À sa demande, dans ce tableau, Titien le rapproche du pape, en signe de prétention à la papauté. Le peintre lui octroie une expression ambivalente.

Quant à Ottavio, le langage corporel dévoile un personnage ambigu .
Son visage grave évoque un important différent entre lui et le pape sur le duché de Parme, qui lui avait été promis au départ et qui se dirigeait vers un parent du roi de France.

L’iconographie de ce tableau dévoile la petite histoire des personnages.
Leurs expressions relatent leurs histoires. Ce tableau est un chef d’œuvre d’introspection psychologique.
Ce tableau est destiné à un public lettré et informé.

Le tableau fonctionne par ses références codifiées.

 

Conclusion

Aujourd’hui, cette œuvre est considérée comme un exemple particulièrement brillant de ces portraits de cour qui cristallisaient la dynamique du pouvoir dans les familles nobles du XVIe. Elle contribue à l’édification d’une image de la famille Farnèse, qui, en 1577, ira jusqu’à commander à Giovanni Battista della Porta des bustes monumentaux en marbre de Paul III.
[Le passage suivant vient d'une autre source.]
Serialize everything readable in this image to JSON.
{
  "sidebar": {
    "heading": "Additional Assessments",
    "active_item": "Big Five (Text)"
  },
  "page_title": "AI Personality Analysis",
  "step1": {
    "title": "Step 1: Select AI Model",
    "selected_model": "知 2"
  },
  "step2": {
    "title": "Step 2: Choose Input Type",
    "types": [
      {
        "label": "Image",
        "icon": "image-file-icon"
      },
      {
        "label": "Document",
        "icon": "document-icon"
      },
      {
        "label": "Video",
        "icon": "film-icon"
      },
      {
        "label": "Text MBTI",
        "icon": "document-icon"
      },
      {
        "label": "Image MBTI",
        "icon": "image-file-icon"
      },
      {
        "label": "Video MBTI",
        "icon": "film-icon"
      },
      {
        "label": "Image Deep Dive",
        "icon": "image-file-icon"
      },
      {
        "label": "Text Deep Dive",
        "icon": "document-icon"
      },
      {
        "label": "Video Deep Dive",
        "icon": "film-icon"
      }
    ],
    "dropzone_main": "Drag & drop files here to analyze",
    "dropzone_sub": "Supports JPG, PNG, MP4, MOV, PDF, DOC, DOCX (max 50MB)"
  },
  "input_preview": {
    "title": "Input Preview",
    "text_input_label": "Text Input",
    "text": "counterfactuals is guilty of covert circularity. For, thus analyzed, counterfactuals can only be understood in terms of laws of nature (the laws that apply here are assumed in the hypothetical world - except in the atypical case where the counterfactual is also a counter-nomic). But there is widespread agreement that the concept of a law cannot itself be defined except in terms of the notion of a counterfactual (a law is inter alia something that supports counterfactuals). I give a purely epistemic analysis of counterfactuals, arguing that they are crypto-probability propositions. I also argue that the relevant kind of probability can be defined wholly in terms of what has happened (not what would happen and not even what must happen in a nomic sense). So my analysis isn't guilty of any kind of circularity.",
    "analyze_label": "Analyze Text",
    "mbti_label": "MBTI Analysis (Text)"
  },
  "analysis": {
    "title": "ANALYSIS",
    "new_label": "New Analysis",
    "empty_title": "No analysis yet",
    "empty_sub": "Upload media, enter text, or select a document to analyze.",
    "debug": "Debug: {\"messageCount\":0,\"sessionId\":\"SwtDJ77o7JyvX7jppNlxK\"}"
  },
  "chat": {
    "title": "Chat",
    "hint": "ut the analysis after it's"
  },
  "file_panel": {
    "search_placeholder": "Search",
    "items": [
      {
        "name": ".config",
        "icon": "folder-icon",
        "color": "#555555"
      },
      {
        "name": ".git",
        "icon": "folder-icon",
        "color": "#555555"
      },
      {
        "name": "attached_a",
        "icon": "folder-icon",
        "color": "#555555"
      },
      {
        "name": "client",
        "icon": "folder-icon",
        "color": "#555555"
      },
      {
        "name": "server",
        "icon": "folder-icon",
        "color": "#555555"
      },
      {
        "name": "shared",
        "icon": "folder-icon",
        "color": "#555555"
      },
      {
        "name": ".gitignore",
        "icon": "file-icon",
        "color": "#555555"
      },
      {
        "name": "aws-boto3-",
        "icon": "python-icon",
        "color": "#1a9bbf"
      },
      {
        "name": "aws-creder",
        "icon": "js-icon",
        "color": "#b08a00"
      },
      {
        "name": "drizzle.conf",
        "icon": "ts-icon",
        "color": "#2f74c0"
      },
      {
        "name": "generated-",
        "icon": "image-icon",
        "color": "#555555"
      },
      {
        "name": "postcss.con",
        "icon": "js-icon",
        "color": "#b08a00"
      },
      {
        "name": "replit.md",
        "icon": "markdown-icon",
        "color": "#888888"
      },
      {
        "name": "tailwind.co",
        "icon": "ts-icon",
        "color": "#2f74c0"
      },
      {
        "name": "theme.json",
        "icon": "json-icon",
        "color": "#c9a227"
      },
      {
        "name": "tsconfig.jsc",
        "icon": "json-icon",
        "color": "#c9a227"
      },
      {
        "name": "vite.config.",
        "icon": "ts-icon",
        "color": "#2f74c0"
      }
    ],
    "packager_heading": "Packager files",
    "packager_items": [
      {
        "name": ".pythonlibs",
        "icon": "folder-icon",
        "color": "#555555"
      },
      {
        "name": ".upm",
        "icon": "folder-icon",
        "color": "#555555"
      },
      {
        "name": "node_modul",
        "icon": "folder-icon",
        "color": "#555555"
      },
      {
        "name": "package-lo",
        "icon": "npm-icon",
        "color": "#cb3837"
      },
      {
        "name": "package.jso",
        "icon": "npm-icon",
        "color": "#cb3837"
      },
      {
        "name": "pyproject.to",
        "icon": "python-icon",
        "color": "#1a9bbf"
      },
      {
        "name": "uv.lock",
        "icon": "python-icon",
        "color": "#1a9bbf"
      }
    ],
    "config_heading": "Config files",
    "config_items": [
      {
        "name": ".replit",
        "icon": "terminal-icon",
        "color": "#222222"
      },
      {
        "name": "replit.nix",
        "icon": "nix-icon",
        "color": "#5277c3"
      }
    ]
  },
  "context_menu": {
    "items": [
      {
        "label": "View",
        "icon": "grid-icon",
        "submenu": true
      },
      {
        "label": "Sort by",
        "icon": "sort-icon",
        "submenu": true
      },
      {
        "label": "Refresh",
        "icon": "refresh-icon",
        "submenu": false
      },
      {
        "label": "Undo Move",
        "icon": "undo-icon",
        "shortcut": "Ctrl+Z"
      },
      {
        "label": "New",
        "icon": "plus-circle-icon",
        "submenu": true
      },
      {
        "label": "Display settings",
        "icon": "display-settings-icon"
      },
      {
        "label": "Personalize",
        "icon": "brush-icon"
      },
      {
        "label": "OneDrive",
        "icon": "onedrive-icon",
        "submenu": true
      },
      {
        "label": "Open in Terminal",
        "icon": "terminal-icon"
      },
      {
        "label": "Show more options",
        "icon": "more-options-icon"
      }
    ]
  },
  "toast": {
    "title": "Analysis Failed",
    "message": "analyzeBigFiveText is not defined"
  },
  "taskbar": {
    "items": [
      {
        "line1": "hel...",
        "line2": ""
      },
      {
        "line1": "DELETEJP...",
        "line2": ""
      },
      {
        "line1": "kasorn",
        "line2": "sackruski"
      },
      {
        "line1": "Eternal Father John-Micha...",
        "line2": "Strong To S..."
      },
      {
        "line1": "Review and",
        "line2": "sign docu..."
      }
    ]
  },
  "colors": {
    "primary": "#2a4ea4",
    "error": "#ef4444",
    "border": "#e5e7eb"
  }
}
Titien est une figure majeure du XVIe.
C’est le plus grand peintre du XVIe à Venise.
Toute sa vie durant, son style et sa conception de la peinture ne cessèrent d’évoluer.

Au fil de sa longue carrière, il demeure un maître inégalé de la couleur, avec des tons profonds, intenses et évocateurs.

Dessin – un portrait de 1504-1505 Raphaël

Un des plus beaux dessins de Raphaël.
On retrouve l’héritage de la collaboration avec Le Pérugin, la stricte régularité géométrique de Piero della Francesca, et les bustes portraits du sculpteur Francesco Laurana pour la cour de Federico Montefeltro.
Toutes ces influences forgent le style de Raphaël.
Le rendu de ce dessin tend à la perfection.